Reflecting on his childhood in Jamaica in the 1930s and 1940s, the cultural theorist Stuart Hall remarked that ‘skin colour was, absolutely, an issue. But although everyone perfectly well understood what “black” meant, the very word was taboo, unsayable … It betrayed the prevailing prejudices too openly. Race depended on a more euphemistic, coded discourse’. Hall suggested, in other words, that in Jamaica race and colour ‘prejudices’ were what the anthropologist Michael T. Taussig has called a ‘public secret’ – something that is commonly known but which for one reason or another cannot easily be acknowledged. By examining a wide range of practices that firmly placed black people at the bottom of the social ladder and white and light-skinned people on top, this book will shed light on the public secret of race and colour in colonial and independent Jamaica. It examines different forms of white-on-black discrimination (overt, covert, individual, and institutional) and also colourism (or ‘shadism’ as it was locally known) – differential treatment according to skin tone. In addition to these forms of discrimination, the book explores practices which were devoid of racial content but equally helped to sustain a society stratified by race and colour, such as voting qualifications and entry criteria for elite secondary schools.

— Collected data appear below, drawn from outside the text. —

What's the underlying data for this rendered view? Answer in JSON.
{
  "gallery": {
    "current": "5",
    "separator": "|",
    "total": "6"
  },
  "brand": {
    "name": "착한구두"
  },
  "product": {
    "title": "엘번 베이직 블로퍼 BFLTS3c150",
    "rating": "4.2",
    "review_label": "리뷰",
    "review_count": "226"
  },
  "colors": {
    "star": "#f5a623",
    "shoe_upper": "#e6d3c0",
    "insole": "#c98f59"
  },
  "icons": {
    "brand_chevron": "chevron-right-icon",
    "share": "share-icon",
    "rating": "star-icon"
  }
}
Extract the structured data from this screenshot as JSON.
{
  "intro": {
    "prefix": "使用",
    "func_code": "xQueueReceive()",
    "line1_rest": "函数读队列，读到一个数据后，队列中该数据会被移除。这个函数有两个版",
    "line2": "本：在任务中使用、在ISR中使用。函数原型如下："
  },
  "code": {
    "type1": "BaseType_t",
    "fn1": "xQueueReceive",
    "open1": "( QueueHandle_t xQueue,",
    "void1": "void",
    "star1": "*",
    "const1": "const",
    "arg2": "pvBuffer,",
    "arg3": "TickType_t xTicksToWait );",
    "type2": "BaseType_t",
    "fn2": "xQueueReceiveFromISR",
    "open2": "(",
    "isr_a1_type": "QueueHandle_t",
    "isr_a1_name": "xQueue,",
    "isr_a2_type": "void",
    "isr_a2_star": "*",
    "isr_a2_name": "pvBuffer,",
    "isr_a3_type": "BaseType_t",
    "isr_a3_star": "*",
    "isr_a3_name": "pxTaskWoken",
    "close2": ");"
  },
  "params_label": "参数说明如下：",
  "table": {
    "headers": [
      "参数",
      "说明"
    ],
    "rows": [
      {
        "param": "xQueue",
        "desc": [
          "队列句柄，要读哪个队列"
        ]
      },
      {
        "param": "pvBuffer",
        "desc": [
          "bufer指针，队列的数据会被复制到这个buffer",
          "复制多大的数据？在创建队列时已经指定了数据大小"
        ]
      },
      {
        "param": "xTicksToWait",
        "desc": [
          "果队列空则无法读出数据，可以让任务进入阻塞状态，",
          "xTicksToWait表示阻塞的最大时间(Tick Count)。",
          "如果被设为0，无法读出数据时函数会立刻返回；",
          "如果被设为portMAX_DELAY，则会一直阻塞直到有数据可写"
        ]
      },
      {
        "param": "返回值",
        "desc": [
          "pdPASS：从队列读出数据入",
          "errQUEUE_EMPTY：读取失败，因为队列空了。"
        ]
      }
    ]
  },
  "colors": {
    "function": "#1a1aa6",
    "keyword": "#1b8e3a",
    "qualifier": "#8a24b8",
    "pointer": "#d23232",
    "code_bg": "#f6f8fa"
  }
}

But this book is not just concerned to show the extent to which race and colour shaped social relations in colonial and independent Jamaica. It will also explore how the discriminatory and race-neutral practices and resulting racial disparities were able to remain a public secret, even though at times various groups and individuals, including the Universal Negro Improvement Association (UNIA), Rastafarians, and the Black Power movement spoke out about white-on-black discrimination or colourism. To do so, it examines various strategies used to talk about race, ranging from denial and minimisation to using ‘more euphemistic, coded discourse’, and also assesses what happened to those Jamaicans who transgressed the unwritten rule not to talk about race hinted at by Hall. One strategy increasingly used after the Second World War to keep race a public secret was the branding of the island as a racial paradise. One journalist, for instance, described Jamaica in 1951 as ‘the world's shop-window for racial equality’.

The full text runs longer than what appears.